How Toowoomba flourished from winery
BOOZE buses and Sunday sessions sound like modern-day antics, however Toowoomba resident Jim Beh is here to set the record straight.
Mr Beh's great grandparents were among some of the first Toowoomba settlers, who promptly formed a vineyard in the heart of town.
It was 1863 when David and Magdalena Beh, German immigrants, set up their three-acre plot over what is now Geddes St.
Over the following six decades, the pair ran a highly successful winery called Summit Hill.
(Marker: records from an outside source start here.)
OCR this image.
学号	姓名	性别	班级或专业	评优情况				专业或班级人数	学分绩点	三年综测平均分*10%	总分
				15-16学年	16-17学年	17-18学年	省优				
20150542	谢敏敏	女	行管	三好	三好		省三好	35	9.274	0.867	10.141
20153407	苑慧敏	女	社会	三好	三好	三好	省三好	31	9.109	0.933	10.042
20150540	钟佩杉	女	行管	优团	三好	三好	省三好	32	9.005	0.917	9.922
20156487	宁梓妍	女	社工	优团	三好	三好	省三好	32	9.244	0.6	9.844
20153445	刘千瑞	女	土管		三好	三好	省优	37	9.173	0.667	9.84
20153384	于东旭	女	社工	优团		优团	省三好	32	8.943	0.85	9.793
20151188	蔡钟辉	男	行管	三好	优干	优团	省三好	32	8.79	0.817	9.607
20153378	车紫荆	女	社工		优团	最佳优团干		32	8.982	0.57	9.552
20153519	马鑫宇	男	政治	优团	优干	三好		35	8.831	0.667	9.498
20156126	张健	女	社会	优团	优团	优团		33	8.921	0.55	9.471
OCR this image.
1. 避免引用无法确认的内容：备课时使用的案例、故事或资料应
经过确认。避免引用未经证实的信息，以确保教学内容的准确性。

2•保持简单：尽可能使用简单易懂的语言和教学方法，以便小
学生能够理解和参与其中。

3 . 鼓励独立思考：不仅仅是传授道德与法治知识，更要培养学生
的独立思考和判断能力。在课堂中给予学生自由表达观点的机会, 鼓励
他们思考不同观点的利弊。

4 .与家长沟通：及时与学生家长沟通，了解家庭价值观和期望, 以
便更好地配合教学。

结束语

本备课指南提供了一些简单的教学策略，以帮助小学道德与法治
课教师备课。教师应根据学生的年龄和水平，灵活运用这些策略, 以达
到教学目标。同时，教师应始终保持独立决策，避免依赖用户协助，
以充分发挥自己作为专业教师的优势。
Their objective: to make Toowoomba famous for fine wine.
Article clippings from 1888 describe the frivolities organised by the wine-growing families in town; namely horse-drawn booze buses that travelled around the vineyards and "shocking" Sunday drinking.
A lack of support from the government of the day curbed Toowoomba's wine-producing potential, making it hard to compete with growers in South Australia.
Summit Hill produced award-winning Pineau, Maderia and Shiraz, putting out 1500 gallons of wine during its operation.
The winery featured in multiple articles and books over the years, including the book In The Grip of the Grape by John Moran.
When asked about his heritage, Mr Beh said he was proud of his family's achievements.
"Wine making has been in my family for hundreds of years," Mr Beh said. "It's amazing to look back and see all they did.
"My grandfather, and my father to an extent continued the legacy - I appreciate wine, but I don't make it."
The Behs' original homestead still stands on Geddes St and is now used as a childcare centre.
It is unknown when the establishment was converted for commercial use, however Mr Beh said the winery operation decreased after Magdalena's death in 1916.
If you fancy a drive, head down Geddes St sometime and imagine it as it used to be.